The Structure of Scientific Revolutions | |
| |
Yazar | Thomas S. Kuhn |
---|---|
Çevirmen | Nilüfer Kuyaş |
Dil | İngilizce |
Tür | Bilim kitapları |
Yayım | 2006 (1. Basım) |
Yayımcı | Alan Yayıncılık (2003), Kırmızı Yayınları (2006) |
ISBN |
9757414425 (Alan), ISBN 975-9169-08-8 (Kırmızı) Geçersiz ISBN (Türkçe) |
Tarih
Kuhn kitabının kaynağını 1947'de Harvard Üniversitesi'nde lisans üstü öğrencisiyken beşeri bilimler öğrencilerine verdiği bilim tarihi odaklı bir lisans dersi için yaptığı çalışmalara dayandırır. Kitabı oluşturan metin ise ilk defa, International Encyclopedia of Unified Science'ın içerisinde bir monografi olarak yayınlanmış ve kitap formatında ilk kez 1962 yılında basılmıştır.
Özet
Kuhn'un tarih ve bilim felsefesine yaklaşımı, "Belli bir dönemde ne tür fikirler düşünülebilirdi, ne tür fikri seçenekler ve stratejiler mümkündü?" gibi kavramsal sorulara odaklanarak açıklanır. Kuhn, bilimsel kuramın evriminin, olguların basitçe biriktirilmesinden değil, değişken fikri ortamlar ve olasılıklar kümesinden çıktığını iddia eder.
Üç evre
Kuhn bilimsel çalışma ortamının sırayla geçirdiği üç evre tanımlar. Paradigma öncesi ya da pre-paradigma dediği ilk evrede, bilimsel nitelikte bir araştırma sürdürülüyor olsa da, belirli bir kuram üzerinde mutabakat yoktur. Bu evrenin tipik özelliği, çeşitli uyumsuz ve tamamlanmamış kuramların bir arada varlığıdır.
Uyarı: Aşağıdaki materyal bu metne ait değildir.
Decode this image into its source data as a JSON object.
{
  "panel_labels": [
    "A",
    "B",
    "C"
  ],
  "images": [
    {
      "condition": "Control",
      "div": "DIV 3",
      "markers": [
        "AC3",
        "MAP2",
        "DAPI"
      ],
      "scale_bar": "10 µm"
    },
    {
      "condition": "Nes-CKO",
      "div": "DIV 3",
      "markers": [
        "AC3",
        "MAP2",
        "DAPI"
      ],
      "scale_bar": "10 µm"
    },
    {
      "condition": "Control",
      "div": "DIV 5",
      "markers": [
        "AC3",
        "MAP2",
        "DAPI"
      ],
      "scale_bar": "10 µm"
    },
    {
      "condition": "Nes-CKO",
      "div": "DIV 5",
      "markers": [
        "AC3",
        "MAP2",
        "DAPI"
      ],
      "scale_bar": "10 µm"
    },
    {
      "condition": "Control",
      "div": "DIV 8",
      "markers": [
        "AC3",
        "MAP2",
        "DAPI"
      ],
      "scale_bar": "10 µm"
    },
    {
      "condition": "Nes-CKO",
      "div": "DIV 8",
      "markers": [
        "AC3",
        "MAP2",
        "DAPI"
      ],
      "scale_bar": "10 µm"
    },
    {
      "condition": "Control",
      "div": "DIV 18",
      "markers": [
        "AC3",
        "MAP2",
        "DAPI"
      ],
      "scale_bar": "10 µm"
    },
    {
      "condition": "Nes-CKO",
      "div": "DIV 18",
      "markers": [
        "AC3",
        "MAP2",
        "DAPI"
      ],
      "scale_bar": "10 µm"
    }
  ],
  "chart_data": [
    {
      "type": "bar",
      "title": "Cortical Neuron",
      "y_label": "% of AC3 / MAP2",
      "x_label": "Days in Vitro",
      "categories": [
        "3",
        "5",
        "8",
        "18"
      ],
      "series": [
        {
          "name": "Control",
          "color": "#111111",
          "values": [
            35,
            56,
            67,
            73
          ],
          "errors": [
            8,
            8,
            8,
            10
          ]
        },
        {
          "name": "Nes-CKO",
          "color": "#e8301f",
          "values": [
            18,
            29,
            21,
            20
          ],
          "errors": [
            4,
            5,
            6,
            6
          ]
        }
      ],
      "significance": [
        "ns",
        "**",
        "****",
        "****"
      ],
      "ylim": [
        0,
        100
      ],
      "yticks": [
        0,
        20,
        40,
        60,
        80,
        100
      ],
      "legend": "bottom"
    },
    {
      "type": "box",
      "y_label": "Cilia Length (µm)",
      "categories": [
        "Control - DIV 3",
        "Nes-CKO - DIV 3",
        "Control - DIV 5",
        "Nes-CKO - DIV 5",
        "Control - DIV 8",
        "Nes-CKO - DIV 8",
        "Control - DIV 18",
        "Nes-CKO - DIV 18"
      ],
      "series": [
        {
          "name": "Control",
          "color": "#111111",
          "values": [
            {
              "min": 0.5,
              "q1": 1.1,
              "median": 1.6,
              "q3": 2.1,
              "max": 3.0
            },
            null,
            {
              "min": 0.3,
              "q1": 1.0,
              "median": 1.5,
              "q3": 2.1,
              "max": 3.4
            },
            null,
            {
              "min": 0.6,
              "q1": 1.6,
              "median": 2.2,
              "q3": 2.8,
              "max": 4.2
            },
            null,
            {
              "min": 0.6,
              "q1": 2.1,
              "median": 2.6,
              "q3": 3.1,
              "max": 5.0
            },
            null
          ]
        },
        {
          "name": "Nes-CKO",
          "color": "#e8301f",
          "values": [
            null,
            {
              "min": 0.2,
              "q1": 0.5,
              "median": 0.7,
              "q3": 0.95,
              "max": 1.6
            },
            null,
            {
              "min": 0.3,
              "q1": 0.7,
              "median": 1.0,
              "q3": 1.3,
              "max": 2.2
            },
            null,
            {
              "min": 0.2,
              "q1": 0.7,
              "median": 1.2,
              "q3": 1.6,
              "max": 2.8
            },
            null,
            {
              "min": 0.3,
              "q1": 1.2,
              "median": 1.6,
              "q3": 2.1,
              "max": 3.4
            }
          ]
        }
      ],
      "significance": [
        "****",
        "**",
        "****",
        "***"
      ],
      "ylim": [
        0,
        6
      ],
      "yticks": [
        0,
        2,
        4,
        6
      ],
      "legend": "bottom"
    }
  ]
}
Eğer bilimsel toplumun oyuncuları giderek bu kavramsal çerçevelerden birisine yönelir ve bilimsel yöntemler, terminoloji, deney türleri üzerinde geniş mutabakat sağlanırsa, ikinci evre olan normal bilim başlar. Bu evrenin özelliği de baskın paradigma kapsamında problem ya da bir anlamda yapboz çözmektir. Zamanla, normal bilim sürecinde anomaliler, mevcut paradigma kapsamında açıklanması zor olgular belirebilir, dahası bunlar birikerek normal bilimi zorlaştıran ve paradigmanın güçsüzlüklerini sergileyen bir noktaya, Kuhn'un adlandırmasıyla krize, ulaşabilir. Ama, gene Kuhn'un gözlemlerine göre, anomaliler ne denli çok sayıda ve büyük olursa olsun, güvenilir bir seçenek ortaya çıkana kadar, uygulamadaki bilim insanlarının çoğunluğu mevcut paradigmaya sadık kalır ve normal bilimi sürdürürler, çünkü sorunların çözüleceğine inançsızlık bilim insanı olmayı bırakmak anlamına gelir. Kuhn'a göre bütün bilimsel topluluklarda çoğunluğa aykırı düşen, kriz durumlarında yeni paradigmalar geliştiren az sayıda cüretkar birey de vardır. Bu bilim insanları Kuhn'un devrimci bilim dediği işe girişirler ve böylece bilim üçüncü evreye geçer. Bilimsel devrim diye de adlandırılabilecek bu evrede, eski paradigmaya güven sarsılır, temeldeki varsayımlar gözden geçirilir ve zamanla yeni bir paradigma itibar kazanır. Her iki paradigmanın da yan yana varolduğu ve yeni paradigmanın başlangıçtaki eksiklerinin zamanla kapatıldığı bir dönem sonunda yeni paradigma başat duruma geldiğinde, yani paradigma değişimi gerçekleştiğinde, bilim insanları yeni paradigma çerçevesinde yapbozla uğraştıkları normal bilime dönerler.
Etkileri
Siyaset, toplum ve ekonomideki değişimler sıkça Kuhncu terminolojiyle, "paradigma" ve "paradigma kayması" terimleriyle ifade edilmiştir. Bu terimlerin, Kuhn'un özgün tanımıyla ilgisiz bağlamlarda yersiz ve aşırı kullanım sonucu, içeriklerinden kopuk klişelere dönüştükleri ileri sürülse de, bilim tarihi dışında kullanımları yaygınlığını korumaktadır.